If you’ve ever tried to film commercial fluorescent bulbs or neon signs, you’ll know that one of the most frustrating aspects of these lights is the potential for you to produce footage full of flicker. The issue can get even worse if you tend to shoot slow-motion video in such a polluted light environment. This is often attributed to your camera having a shutter speed set to a different frequency than the light source, or just from the nature of the emitted light in general.

Before you go about deleting your supposedly totally ruined footage, you should try out this amazingly simple technique by seasoned video editor Peter McKinnon who explains how to remove unwanted flicker from your videos in less than two minutes. Best of all, this technique can be replicated in any NLE, although for the purposes of this tutorial, McKinnon’s trick is shown inside of Adobe Premiere Pro CC.

To start off, add the problematic video to your timeline and create a copy by dragging it up while holding Alt key on your keyboard. Next, select the duplicate clip, change its Opacity to 50% and move it one frame ahead. When you playback your footage, you should no longer see the dreaded flicker in your footage. Voila!

Keep in mind, though, that if you have moving subjects in the frame, this trick may not work. That’s because your actor’s movements will also be duplicated since the copied clip is set to play one second in advance, creating an unpleasant ghosting effect (unless that’s intentionally what you’re going for).

Overall, avoiding banding altogether in the first place would be your best bet.
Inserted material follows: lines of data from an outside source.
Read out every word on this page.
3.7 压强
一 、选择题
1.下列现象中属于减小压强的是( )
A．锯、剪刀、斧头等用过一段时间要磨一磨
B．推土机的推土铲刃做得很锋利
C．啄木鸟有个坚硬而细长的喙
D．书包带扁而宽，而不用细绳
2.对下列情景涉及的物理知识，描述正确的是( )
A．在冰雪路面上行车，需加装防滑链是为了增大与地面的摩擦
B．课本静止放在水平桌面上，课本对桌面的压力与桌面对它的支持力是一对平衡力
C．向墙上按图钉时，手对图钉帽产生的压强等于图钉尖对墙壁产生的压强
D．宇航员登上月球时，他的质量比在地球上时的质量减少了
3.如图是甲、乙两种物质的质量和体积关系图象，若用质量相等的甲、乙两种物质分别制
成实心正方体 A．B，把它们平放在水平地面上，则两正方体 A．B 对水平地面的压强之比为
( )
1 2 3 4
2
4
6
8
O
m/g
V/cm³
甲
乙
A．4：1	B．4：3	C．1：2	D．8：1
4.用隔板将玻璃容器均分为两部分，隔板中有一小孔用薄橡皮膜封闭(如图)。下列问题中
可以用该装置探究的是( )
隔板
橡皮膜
So, make sure that you have dialed in the right frame rate in relation to the light source’s frequency and simply do a couple of takes beforehand to test your settings out.

To avoid further complications, always take into consideration the type of practical lights you are about to shoot, whether it’s fluorescent, LED, incandescent or some device’s screen, odds are these all could cause potential flickering problems and even ruin your footage completely if you are not careful enough.